Roma Ligocka: The girl in the red coat in “Schindler’s List”

Roma Ligocka at the book fair in Kraków, 2004.
Roma Ligocka at the book fair in Kraków, 2004.

Roma was born in Kraków on 13 November 1938 to her Jewish parents Teofila (née Abrahamer) and David Liebling. Not yet two years old, she was uprooted to the Kraków Ghetto where she was to spend the defining years of her earliest childhood. In her small red coat, Roma was the only spot of colour in the cold, grey ghetto, and was lovingly called “little strawberry” by her friends and family. The living conditions in the apartment that the family has to share with several other inhabitants were unbearable There was no space, no food and it stank. Whilst sure in the knowledge that there was a life outside the ghetto, the three-year-old did not understand why her life was now marked by hunger, poverty and fear,  How could she. As a “hidden” child, the only things she knew were misery and the daily fear of the German soldiers in the ghetto:

“They shout, we obey. Anyone who does not obey is killed.”

The terror inflicted on the inhabitants of the ghetto escalated, more and more people were deported:

“We keep waiting - for nothing. We wait day and night. Nobody knows what tomorrow will bring. We are sorted out; we are continuously sorted out like merchandise. Street by street, house by house, we are ringed in more and more. (…) People go and simply do not come back again. You have only just got used to a face, and then it is gone again.”

First, Roma’s grandmother is deported to a concentration camp, then later her father as well.
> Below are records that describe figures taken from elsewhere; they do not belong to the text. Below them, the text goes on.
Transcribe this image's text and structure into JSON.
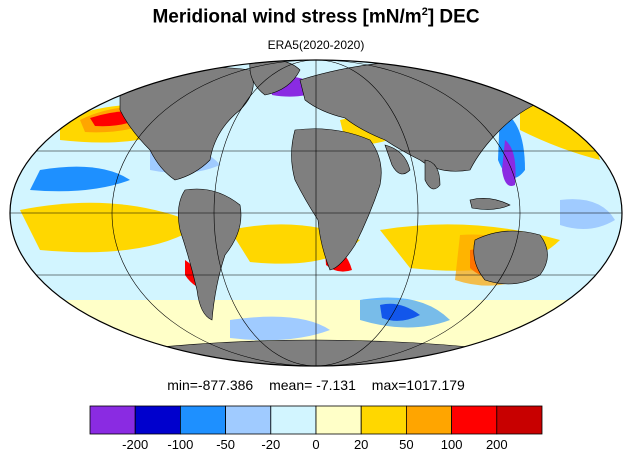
{
  "title": {
    "main": "Meridional wind stress [mN/m",
    "superscript": "2",
    "suffix": "] DEC"
  },
  "subtitle": "ERA5(2020-2020)",
  "stats": {
    "min": "min=-877.386",
    "mean": "mean=  -7.131",
    "max": "max=1017.179"
  },
  "colorbar": {
    "colors": [
      "#8a2be2",
      "#0000cd",
      "#1e90ff",
      "#a0cbff",
      "#d2f5ff",
      "#ffffc8",
      "#ffd700",
      "#ffa500",
      "#ff0000",
      "#c80000"
    ],
    "tick_labels": [
      "-200",
      "-100",
      "-50",
      "-20",
      "0",
      "20",
      "50",
      "100",
      "200"
    ]
  },
  "map_colors": {
    "ocean_base": "#d2f5ff",
    "land": "#7f7f7f",
    "outline": "#000000"
  }
}
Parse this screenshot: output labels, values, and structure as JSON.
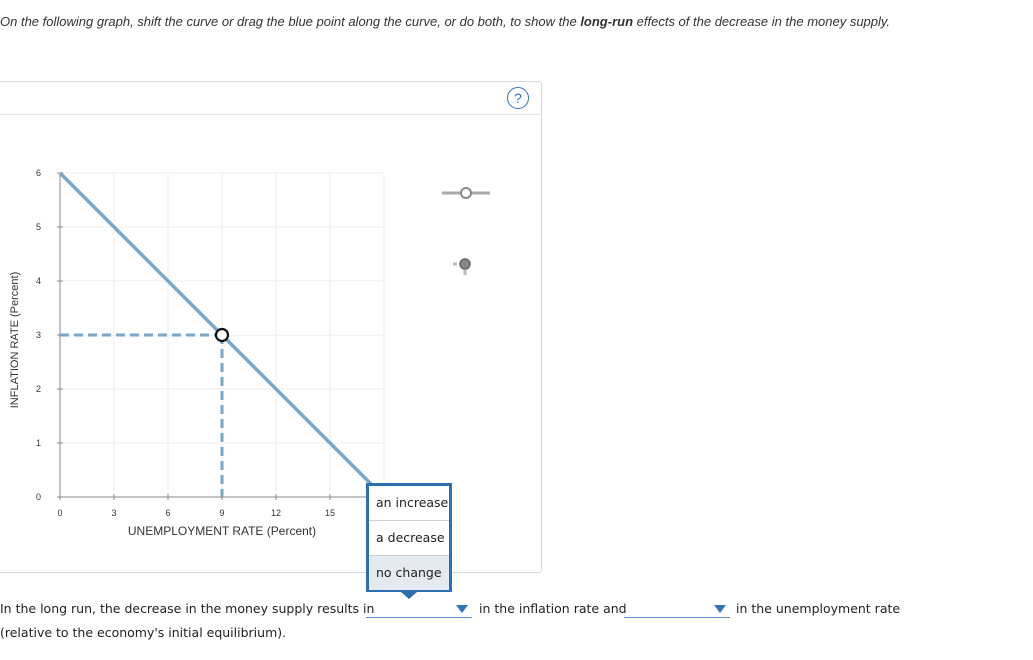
{
  "instructions": {
    "prefix": "On the following graph, shift the curve or drag the blue point along the curve, or do both, to show the ",
    "bold": "long-run",
    "suffix": " effects of the decrease in the money supply."
  },
  "toolbar": {
    "help_label": "?"
  },
  "chart_data": {
    "type": "line",
    "xlabel": "UNEMPLOYMENT RATE (Percent)",
    "ylabel": "INFLATION RATE (Percent)",
    "xlim": [
      0,
      18
    ],
    "ylim": [
      0,
      6
    ],
    "x_ticks": [
      "0",
      "3",
      "6",
      "9",
      "12",
      "15"
    ],
    "y_ticks": [
      "0",
      "1",
      "2",
      "3",
      "4",
      "5",
      "6"
    ],
    "grid": true,
    "series": [
      {
        "points": [
          [
            0,
            6
          ],
          [
            18,
            0
          ]
        ],
        "color": "#7aa6c8"
      }
    ],
    "point": {
      "x": 9,
      "y": 3
    }
  },
  "palette_tools": [
    {
      "icon": "curve-tool-icon"
    },
    {
      "icon": "point-tool-icon"
    }
  ],
  "dropdown": {
    "options": [
      "an increase",
      "a decrease",
      "no change"
    ]
  },
  "question": {
    "part1": "In the long run, the decrease in the money supply results in",
    "part2": "in the inflation rate and",
    "part3": "in the unemployment rate",
    "part4": "(relative to the economy's initial equilibrium)."
  }
}
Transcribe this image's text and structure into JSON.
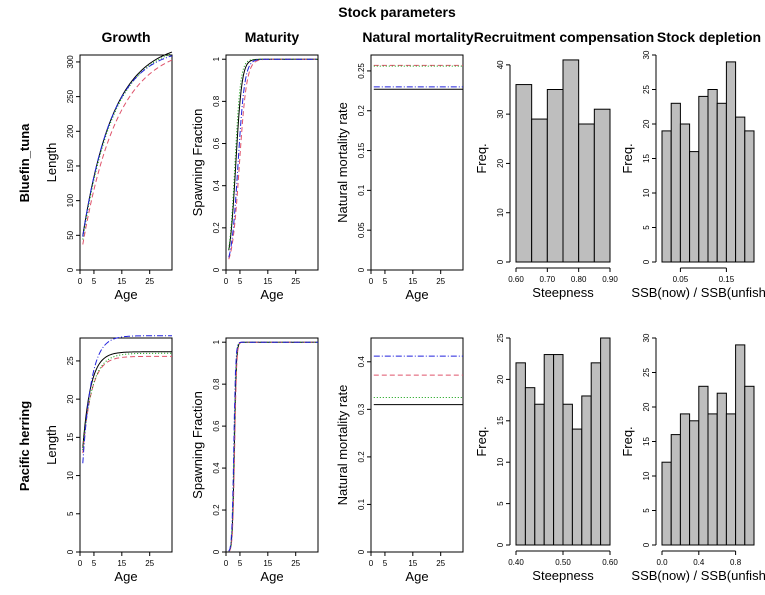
{
  "figure": {
    "title": "Stock parameters",
    "column_titles": [
      "Growth",
      "Maturity",
      "Natural mortality",
      "Recruitment compensation",
      "Stock depletion"
    ],
    "row_titles": [
      "Bluefin_tuna",
      "Pacific herring"
    ]
  },
  "colors": {
    "series": [
      "#000000",
      "#DF536B",
      "#0A9E0A",
      "#2222DD"
    ],
    "bar_fill": "#BEBEBE"
  },
  "chart_data": [
    {
      "id": "tuna-growth",
      "type": "line",
      "xlabel": "Age",
      "ylabel": "Length",
      "xlim": [
        0,
        33
      ],
      "ylim": [
        0,
        310
      ],
      "xticks": [
        0,
        5,
        15,
        25
      ],
      "yticks": [
        0,
        50,
        100,
        150,
        200,
        250,
        300
      ],
      "curve": "vb",
      "age_range": [
        1,
        33
      ],
      "series": [
        {
          "linf": 330,
          "k": 0.09,
          "t0": -0.8,
          "dash": "solid"
        },
        {
          "linf": 325,
          "k": 0.08,
          "t0": -0.5,
          "dash": "dashed"
        },
        {
          "linf": 328,
          "k": 0.09,
          "t0": -0.6,
          "dash": "dotted"
        },
        {
          "linf": 322,
          "k": 0.095,
          "t0": -0.7,
          "dash": "dotdash"
        }
      ]
    },
    {
      "id": "tuna-maturity",
      "type": "line",
      "xlabel": "Age",
      "ylabel": "Spawning Fraction",
      "xlim": [
        0,
        33
      ],
      "ylim": [
        0,
        1.02
      ],
      "xticks": [
        0,
        5,
        15,
        25
      ],
      "yticks": [
        0,
        0.2,
        0.4,
        0.6,
        0.8,
        1.0
      ],
      "curve": "logistic",
      "age_range": [
        1,
        33
      ],
      "series": [
        {
          "a50": 3.5,
          "s": 1.1,
          "dash": "solid"
        },
        {
          "a50": 4.8,
          "s": 1.3,
          "dash": "dashed"
        },
        {
          "a50": 3.2,
          "s": 1.0,
          "dash": "dotted"
        },
        {
          "a50": 4.3,
          "s": 1.2,
          "dash": "dotdash"
        }
      ]
    },
    {
      "id": "tuna-mortality",
      "type": "line",
      "xlabel": "Age",
      "ylabel": "Natural mortality rate",
      "xlim": [
        0,
        33
      ],
      "ylim": [
        0,
        0.27
      ],
      "xticks": [
        0,
        5,
        15,
        25
      ],
      "yticks": [
        0,
        0.05,
        0.1,
        0.15,
        0.2,
        0.25
      ],
      "curve": "constant",
      "age_range": [
        1,
        33
      ],
      "series": [
        {
          "value": 0.227,
          "dash": "solid"
        },
        {
          "value": 0.257,
          "dash": "dashed"
        },
        {
          "value": 0.256,
          "dash": "dotted"
        },
        {
          "value": 0.23,
          "dash": "dotdash"
        }
      ]
    },
    {
      "id": "tuna-steepness",
      "type": "bar",
      "xlabel": "Steepness",
      "ylabel": "Freq.",
      "bin_edges": [
        0.6,
        0.65,
        0.7,
        0.75,
        0.8,
        0.85,
        0.9
      ],
      "values": [
        36,
        29,
        35,
        41,
        28,
        31
      ],
      "xlim": [
        0.6,
        0.9
      ],
      "ylim": [
        0,
        42
      ],
      "xticks": [
        0.6,
        0.7,
        0.8,
        0.9
      ],
      "xtick_labels": [
        "0.60",
        "0.70",
        "0.80",
        "0.90"
      ],
      "yticks": [
        0,
        10,
        20,
        30,
        40
      ]
    },
    {
      "id": "tuna-depletion",
      "type": "bar",
      "xlabel": "SSB(now) / SSB(unfished)",
      "ylabel": "Freq.",
      "bin_edges": [
        0.01,
        0.03,
        0.05,
        0.07,
        0.09,
        0.11,
        0.13,
        0.15,
        0.17,
        0.19,
        0.21
      ],
      "values": [
        19,
        23,
        20,
        16,
        24,
        25,
        23,
        29,
        21,
        19
      ],
      "xlim": [
        0.01,
        0.21
      ],
      "ylim": [
        0,
        30
      ],
      "xticks": [
        0.05,
        0.15
      ],
      "xtick_labels": [
        "0.05",
        "0.15"
      ],
      "yticks": [
        0,
        5,
        10,
        15,
        20,
        25,
        30
      ]
    },
    {
      "id": "herring-growth",
      "type": "line",
      "xlabel": "Age",
      "ylabel": "Length",
      "xlim": [
        0,
        33
      ],
      "ylim": [
        0,
        28
      ],
      "xticks": [
        0,
        5,
        15,
        25
      ],
      "yticks": [
        0,
        5,
        10,
        15,
        20,
        25
      ],
      "curve": "vb",
      "age_range": [
        1,
        33
      ],
      "series": [
        {
          "linf": 26.2,
          "k": 0.35,
          "t0": -1.1,
          "dash": "solid"
        },
        {
          "linf": 25.6,
          "k": 0.32,
          "t0": -1.2,
          "dash": "dashed"
        },
        {
          "linf": 26.0,
          "k": 0.3,
          "t0": -1.4,
          "dash": "dotted"
        },
        {
          "linf": 28.3,
          "k": 0.33,
          "t0": -0.6,
          "dash": "dotdash"
        }
      ]
    },
    {
      "id": "herring-maturity",
      "type": "line",
      "xlabel": "Age",
      "ylabel": "Spawning Fraction",
      "xlim": [
        0,
        33
      ],
      "ylim": [
        0,
        1.02
      ],
      "xticks": [
        0,
        5,
        15,
        25
      ],
      "yticks": [
        0,
        0.2,
        0.4,
        0.6,
        0.8,
        1.0
      ],
      "curve": "logistic",
      "age_range": [
        1,
        33
      ],
      "series": [
        {
          "a50": 3.0,
          "s": 0.35,
          "dash": "solid"
        },
        {
          "a50": 3.1,
          "s": 0.35,
          "dash": "dashed"
        },
        {
          "a50": 2.9,
          "s": 0.33,
          "dash": "dotted"
        },
        {
          "a50": 2.8,
          "s": 0.33,
          "dash": "dotdash"
        }
      ]
    },
    {
      "id": "herring-mortality",
      "type": "line",
      "xlabel": "Age",
      "ylabel": "Natural mortality rate",
      "xlim": [
        0,
        33
      ],
      "ylim": [
        0,
        0.45
      ],
      "xticks": [
        0,
        5,
        15,
        25
      ],
      "yticks": [
        0,
        0.1,
        0.2,
        0.3,
        0.4
      ],
      "curve": "constant",
      "age_range": [
        1,
        33
      ],
      "series": [
        {
          "value": 0.31,
          "dash": "solid"
        },
        {
          "value": 0.372,
          "dash": "dashed"
        },
        {
          "value": 0.325,
          "dash": "dotted"
        },
        {
          "value": 0.412,
          "dash": "dotdash"
        }
      ]
    },
    {
      "id": "herring-steepness",
      "type": "bar",
      "xlabel": "Steepness",
      "ylabel": "Freq.",
      "bin_edges": [
        0.4,
        0.42,
        0.44,
        0.46,
        0.48,
        0.5,
        0.52,
        0.54,
        0.56,
        0.58,
        0.6
      ],
      "values": [
        22,
        19,
        17,
        23,
        23,
        17,
        14,
        18,
        22,
        25
      ],
      "xlim": [
        0.4,
        0.6
      ],
      "ylim": [
        0,
        25
      ],
      "xticks": [
        0.4,
        0.5,
        0.6
      ],
      "xtick_labels": [
        "0.40",
        "0.50",
        "0.60"
      ],
      "yticks": [
        0,
        5,
        10,
        15,
        20,
        25
      ]
    },
    {
      "id": "herring-depletion",
      "type": "bar",
      "xlabel": "SSB(now) / SSB(unfished)",
      "ylabel": "Freq.",
      "bin_edges": [
        0.0,
        0.1,
        0.2,
        0.3,
        0.4,
        0.5,
        0.6,
        0.7,
        0.8,
        0.9,
        1.0
      ],
      "values": [
        12,
        16,
        19,
        18,
        23,
        19,
        22,
        19,
        29,
        23
      ],
      "xlim": [
        0.0,
        1.0
      ],
      "ylim": [
        0,
        30
      ],
      "xticks": [
        0.0,
        0.4,
        0.8
      ],
      "xtick_labels": [
        "0.0",
        "0.4",
        "0.8"
      ],
      "yticks": [
        0,
        5,
        10,
        15,
        20,
        25,
        30
      ]
    }
  ]
}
Finally, mother and daughter managed to flee from the ghetto. Harbouring forged documents, they hid with a Polish family from March 1943 until the end of the war, and this is how they managed to avoid being deported to the extermination camp:

“I spent my whole childhood with the Kierniks on my tiptoes, that’s how it seems to me today. There were dolls and theatre plays, books, music, pens and paper, and something like a home; even if none of it belonged to me. It was a borrowed life, a borrowed childhood with a borrowed family (…) After that, my childhood was over.”
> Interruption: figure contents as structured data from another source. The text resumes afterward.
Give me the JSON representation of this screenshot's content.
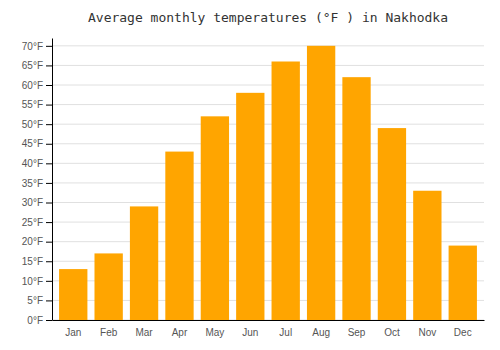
{
  "chart_data": {
    "type": "bar",
    "title": "Average monthly temperatures (°F ) in Nakhodka",
    "categories": [
      "Jan",
      "Feb",
      "Mar",
      "Apr",
      "May",
      "Jun",
      "Jul",
      "Aug",
      "Sep",
      "Oct",
      "Nov",
      "Dec"
    ],
    "values": [
      13,
      17,
      29,
      43,
      52,
      58,
      66,
      70,
      62,
      49,
      33,
      19
    ],
    "color": "#FFA500",
    "ylim": [
      0,
      72
    ],
    "yticks": [
      {
        "value": 0,
        "label": "0°F"
      },
      {
        "value": 5,
        "label": "5°F"
      },
      {
        "value": 10,
        "label": "10°F"
      },
      {
        "value": 15,
        "label": "15°F"
      },
      {
        "value": 20,
        "label": "20°F"
      },
      {
        "value": 25,
        "label": "25°F"
      },
      {
        "value": 30,
        "label": "30°F"
      },
      {
        "value": 35,
        "label": "35°F"
      },
      {
        "value": 40,
        "label": "40°F"
      },
      {
        "value": 45,
        "label": "45°F"
      },
      {
        "value": 50,
        "label": "50°F"
      },
      {
        "value": 55,
        "label": "55°F"
      },
      {
        "value": 60,
        "label": "60°F"
      },
      {
        "value": 65,
        "label": "65°F"
      },
      {
        "value": 70,
        "label": "70°F"
      }
    ],
    "grid": true
  }
}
At the end of the war, Roma was six years old. Over the coming weeks, the few survivors from their circle of friends and acquaintances gradually found their way back together in Kraków. Little Roma was faced with the psychological stress of her environment which, as a child, she did not really know how to classify or process:

“I have the grown-ups’ stories in my ear always and I can never forget them. Covering my ears, crawling under the bed or pulling the cover over my head - none of it helped. There was no escape, no mercy for us children. We were unwilling witnesses of those who bore witness.”

The survivors of the concentration camp seemed to her as if they had gone mad. She did not recognise her father who survived the Plaszów and Auschwitz concentration camps and returned to Kraków. Her closest confidante during this time is her mother. She made friends with Ryszard Horowitz, who was the same age, and her cousin Roman Polański, who was six years older, with whom she went on adventures through the city. Slowly Roma and the other survivors settled in to a life in the post-war period: Roma went to school and completed her school-leaving exam before studying painting and stage design at the renowned Akademia Sztuk Pięknych im. Jana Matejki in Kraków. But the trauma of her early years would stay with her for the rest of her life.